KamilaBorowska commented 4 years ago

@webmaster128 U+2028 and U+2029 are now allowed in JavaScript strings, however fair point in that it will only work on relatively modern web browsers (Chrome 66+, Edge 79+, Firefox 62+, Opera 53+, Safari 12+). This may or may not be okay.

Escaping forward slashes is necessary if a JSON string is embedded in <script> tag and happens to contain </script>. Not escaping a forward slash will cause an XSS vulnerability.

And researching more about that, <script> and <!-- can also cause issues, so maybe the documentation should specifically discourage storing JSON in <script>. The HTML specification has a rather complicated recommendation on avoiding the issue: https://html.spec.whatwg.org/multipage/scripting.html#restrictions-for-contents-of-script-elements.

I'm not saying serde_json should escape those characters, but I think it should document that it doesn't do that so that users would know about the issue.

andy128k commented 4 years ago

There is nothing bad in embedding JSON into <script>. JSON is a subset of JS (since ES2019).

webmaster128 commented 4 years ago

Thanks for the answers. I continued the research a little bit to understand why this is a problem.
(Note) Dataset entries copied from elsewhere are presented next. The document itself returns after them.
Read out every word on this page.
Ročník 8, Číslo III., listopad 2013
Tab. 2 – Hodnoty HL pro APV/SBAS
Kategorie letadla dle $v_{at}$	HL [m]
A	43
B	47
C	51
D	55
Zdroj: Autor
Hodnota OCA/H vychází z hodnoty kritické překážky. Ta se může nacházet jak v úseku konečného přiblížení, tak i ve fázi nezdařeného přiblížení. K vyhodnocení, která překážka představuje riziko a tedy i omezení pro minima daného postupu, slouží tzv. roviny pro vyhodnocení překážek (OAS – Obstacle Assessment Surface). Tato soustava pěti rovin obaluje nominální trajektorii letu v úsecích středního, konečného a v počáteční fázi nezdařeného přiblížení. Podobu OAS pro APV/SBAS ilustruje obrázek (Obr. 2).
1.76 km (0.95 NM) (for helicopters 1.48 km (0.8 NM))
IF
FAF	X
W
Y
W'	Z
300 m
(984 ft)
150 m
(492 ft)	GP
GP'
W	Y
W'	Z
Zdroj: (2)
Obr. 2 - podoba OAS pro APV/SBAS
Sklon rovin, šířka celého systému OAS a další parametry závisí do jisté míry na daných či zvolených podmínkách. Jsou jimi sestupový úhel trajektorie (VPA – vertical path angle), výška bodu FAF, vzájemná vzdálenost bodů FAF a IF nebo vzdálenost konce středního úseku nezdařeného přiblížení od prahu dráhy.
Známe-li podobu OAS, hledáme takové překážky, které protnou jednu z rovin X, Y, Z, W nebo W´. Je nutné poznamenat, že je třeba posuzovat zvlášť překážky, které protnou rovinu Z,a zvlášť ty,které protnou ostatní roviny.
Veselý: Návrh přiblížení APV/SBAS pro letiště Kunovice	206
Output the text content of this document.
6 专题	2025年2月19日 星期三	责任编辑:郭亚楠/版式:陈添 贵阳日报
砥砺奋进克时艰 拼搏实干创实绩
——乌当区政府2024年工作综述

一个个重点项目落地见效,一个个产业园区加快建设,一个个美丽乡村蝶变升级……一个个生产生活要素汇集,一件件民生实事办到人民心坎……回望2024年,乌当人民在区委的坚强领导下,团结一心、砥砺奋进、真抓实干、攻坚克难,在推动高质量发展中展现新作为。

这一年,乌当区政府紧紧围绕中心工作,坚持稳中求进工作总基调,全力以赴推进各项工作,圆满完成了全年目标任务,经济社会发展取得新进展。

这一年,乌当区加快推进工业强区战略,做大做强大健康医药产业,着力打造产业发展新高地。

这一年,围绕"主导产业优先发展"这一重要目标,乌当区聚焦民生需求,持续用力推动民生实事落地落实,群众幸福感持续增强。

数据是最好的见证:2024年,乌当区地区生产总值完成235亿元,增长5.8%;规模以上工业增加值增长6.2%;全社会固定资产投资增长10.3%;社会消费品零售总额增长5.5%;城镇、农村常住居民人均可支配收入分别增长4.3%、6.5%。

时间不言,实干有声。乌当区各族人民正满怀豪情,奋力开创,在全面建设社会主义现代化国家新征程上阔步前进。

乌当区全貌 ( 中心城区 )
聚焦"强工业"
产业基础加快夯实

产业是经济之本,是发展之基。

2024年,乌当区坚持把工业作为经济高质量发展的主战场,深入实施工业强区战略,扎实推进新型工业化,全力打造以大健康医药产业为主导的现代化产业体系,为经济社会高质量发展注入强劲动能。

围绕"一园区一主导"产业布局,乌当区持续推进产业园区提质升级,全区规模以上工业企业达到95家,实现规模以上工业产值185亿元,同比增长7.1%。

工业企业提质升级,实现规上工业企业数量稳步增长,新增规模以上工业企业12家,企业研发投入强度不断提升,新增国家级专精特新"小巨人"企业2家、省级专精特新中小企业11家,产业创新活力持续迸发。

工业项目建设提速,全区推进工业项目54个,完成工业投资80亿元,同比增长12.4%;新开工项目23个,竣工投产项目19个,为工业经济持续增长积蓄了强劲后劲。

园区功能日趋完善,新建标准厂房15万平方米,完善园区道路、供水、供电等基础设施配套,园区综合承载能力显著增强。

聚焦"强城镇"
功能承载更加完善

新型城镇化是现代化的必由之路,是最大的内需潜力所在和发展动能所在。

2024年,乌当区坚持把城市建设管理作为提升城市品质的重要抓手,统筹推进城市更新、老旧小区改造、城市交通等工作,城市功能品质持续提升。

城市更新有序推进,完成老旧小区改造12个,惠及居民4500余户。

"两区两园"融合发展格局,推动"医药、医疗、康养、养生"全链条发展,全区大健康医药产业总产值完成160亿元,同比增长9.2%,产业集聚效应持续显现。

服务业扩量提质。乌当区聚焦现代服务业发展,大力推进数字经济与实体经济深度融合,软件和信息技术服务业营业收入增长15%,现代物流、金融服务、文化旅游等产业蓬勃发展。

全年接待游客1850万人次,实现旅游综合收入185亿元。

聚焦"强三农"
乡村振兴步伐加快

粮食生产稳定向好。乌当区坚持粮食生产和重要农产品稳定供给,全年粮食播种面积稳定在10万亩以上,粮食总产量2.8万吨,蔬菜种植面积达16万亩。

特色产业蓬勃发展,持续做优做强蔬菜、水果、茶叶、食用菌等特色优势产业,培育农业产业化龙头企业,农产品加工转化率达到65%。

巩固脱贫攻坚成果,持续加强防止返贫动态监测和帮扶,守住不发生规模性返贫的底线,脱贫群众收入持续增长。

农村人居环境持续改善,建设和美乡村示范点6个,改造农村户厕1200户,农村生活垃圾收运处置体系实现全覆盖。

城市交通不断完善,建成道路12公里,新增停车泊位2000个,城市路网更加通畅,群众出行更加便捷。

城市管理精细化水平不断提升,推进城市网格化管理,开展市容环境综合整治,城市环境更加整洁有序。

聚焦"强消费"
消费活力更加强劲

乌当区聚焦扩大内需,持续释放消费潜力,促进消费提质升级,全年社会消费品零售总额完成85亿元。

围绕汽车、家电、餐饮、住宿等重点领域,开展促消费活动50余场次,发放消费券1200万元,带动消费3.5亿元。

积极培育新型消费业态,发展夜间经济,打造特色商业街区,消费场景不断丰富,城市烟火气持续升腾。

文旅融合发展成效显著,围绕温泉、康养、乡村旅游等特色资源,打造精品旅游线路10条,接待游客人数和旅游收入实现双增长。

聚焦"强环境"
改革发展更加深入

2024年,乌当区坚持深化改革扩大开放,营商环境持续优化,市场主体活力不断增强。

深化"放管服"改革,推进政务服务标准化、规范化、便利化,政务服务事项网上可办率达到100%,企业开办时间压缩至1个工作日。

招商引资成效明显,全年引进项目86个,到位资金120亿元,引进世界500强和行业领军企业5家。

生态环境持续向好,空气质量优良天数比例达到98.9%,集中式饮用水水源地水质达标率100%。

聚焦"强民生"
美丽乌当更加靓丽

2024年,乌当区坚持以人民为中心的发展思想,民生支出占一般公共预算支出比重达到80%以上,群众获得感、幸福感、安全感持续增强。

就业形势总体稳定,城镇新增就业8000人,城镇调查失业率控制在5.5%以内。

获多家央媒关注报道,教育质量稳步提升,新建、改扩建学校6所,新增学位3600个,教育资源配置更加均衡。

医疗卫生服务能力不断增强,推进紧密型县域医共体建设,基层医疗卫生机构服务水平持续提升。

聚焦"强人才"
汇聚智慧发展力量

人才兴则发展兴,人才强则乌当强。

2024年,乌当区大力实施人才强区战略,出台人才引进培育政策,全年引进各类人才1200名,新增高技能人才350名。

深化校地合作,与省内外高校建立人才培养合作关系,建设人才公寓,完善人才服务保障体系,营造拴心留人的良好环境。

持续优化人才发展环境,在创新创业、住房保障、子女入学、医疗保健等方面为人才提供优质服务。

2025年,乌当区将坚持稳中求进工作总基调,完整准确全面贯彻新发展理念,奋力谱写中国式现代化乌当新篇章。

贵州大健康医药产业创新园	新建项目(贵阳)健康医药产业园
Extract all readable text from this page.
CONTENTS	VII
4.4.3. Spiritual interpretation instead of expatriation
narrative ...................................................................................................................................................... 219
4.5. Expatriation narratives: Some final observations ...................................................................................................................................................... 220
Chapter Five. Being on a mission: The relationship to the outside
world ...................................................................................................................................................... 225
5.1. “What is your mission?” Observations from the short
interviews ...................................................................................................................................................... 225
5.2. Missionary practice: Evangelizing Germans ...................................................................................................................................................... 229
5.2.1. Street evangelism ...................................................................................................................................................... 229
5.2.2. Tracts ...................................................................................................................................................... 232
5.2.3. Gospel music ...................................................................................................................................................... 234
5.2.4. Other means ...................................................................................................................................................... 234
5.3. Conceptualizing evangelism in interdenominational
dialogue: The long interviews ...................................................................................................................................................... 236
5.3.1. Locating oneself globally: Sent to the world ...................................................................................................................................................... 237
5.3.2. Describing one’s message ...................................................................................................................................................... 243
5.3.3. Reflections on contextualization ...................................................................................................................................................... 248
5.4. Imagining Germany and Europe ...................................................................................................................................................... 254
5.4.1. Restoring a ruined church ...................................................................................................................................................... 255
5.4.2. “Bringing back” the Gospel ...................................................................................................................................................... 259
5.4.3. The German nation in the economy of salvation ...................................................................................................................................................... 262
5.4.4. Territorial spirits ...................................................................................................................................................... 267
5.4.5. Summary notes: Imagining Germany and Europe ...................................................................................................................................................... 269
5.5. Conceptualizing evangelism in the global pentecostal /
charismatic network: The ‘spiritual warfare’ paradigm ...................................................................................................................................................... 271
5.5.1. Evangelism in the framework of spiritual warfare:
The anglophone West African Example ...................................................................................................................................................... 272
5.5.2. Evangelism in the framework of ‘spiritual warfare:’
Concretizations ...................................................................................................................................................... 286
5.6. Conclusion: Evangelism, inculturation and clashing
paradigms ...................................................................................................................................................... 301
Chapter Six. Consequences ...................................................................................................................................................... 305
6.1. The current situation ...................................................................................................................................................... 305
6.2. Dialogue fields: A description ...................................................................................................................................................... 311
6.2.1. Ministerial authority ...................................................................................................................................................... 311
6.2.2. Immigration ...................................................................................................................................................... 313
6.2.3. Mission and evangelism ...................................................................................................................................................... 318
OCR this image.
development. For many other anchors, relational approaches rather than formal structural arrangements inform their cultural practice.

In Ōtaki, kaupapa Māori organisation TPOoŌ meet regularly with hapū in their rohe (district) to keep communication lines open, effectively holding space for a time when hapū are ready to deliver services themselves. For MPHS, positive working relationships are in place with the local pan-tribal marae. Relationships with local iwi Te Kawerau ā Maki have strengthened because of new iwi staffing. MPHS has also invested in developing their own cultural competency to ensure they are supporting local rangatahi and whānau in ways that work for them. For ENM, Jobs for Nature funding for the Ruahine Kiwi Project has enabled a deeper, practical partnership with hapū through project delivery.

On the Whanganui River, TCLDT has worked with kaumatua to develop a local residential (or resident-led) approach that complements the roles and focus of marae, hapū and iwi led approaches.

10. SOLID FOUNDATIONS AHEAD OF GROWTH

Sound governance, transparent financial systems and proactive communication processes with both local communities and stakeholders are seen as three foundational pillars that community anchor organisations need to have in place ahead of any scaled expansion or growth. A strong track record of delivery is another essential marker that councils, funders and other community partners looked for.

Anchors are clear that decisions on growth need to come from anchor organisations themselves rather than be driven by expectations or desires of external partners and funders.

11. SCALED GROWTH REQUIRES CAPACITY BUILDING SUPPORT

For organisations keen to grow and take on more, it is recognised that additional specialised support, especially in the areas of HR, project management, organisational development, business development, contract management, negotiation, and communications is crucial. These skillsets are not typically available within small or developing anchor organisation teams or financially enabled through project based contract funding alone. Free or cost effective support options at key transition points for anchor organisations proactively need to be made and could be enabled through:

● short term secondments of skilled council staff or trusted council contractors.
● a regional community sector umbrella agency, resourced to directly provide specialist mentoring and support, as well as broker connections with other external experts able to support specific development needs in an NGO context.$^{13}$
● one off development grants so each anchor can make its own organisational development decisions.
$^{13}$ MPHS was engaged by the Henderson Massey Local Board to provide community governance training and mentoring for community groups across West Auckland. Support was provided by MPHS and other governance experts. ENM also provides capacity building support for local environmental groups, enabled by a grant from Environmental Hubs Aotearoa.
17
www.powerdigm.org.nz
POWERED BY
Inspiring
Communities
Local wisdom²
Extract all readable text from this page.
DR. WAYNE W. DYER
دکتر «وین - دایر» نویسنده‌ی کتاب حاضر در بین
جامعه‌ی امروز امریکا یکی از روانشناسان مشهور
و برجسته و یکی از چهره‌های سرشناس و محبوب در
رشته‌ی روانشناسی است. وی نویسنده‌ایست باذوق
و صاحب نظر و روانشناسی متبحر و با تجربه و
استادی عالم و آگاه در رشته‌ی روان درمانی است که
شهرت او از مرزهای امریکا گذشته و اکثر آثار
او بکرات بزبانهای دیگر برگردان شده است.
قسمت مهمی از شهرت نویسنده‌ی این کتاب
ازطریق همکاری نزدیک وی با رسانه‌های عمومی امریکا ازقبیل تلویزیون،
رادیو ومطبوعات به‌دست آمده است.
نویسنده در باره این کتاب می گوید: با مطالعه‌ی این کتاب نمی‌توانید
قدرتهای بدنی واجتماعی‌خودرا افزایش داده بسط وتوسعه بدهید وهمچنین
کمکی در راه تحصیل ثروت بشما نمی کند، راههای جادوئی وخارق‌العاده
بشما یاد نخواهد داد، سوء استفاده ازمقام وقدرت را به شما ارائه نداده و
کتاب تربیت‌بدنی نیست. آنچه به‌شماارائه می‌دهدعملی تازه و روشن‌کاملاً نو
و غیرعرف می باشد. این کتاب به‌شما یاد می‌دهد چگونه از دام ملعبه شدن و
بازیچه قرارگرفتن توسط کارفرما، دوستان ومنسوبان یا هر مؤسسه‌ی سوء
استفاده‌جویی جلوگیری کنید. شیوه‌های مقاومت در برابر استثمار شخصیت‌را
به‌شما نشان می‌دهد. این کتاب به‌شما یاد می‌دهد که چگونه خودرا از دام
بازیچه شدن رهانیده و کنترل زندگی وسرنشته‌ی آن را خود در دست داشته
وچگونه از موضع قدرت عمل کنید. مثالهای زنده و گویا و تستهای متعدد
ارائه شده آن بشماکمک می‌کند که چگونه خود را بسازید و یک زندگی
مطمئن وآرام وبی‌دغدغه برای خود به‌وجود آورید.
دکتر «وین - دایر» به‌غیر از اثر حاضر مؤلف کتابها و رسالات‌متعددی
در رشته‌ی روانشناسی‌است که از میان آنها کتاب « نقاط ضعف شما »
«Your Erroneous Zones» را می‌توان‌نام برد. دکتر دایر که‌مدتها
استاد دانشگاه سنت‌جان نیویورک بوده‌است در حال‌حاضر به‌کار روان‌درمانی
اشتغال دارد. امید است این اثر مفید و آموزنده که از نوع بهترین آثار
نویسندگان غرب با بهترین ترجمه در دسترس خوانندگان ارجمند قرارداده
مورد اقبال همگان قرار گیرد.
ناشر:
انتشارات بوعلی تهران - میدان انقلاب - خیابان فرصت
This is described in this StackOverflow answer and the linked documents. It is not at all about JavaScript. It is about how HTML parsers detect the end of a <script>. The following code is also valid JavaScript but is documented to break the <script> block:

<SCRIPT type="text/javascript">
      document.write ("<EM>This won't work</EM>")
</SCRIPT>

So no matter how valid your JS is, if the browser does not read it completely, you might get doomed. I don't know how HTML parsers have evolved over time and how relevant the issue still is.

lambda-fairy commented 4 years ago

@webmaster128 this StackOverflow answer is more up-to-date: https://stackoverflow.com/a/14608300/617159

andy128k commented 4 years ago

@webmaster128 HTML parser doesn't care about JavaScript (And it should not).

it sees tokens differently.

<SCRIPT type="text/javascript">
      document.write ("
      <EM>
          This won't work
      </EM>
      ")
</SCRIPT>
alex35mil commented 3 years ago

I was about to crate an issue but found this one. Placing JSON in <script> tag is valid case, e.g. when you want to rehydrate client app with server state, you have to place data into DOM so client could pick it up. Since it's perf sensitive part, it makes sense to serialize JSON + escape HTML chars and JS line terminators in single pass.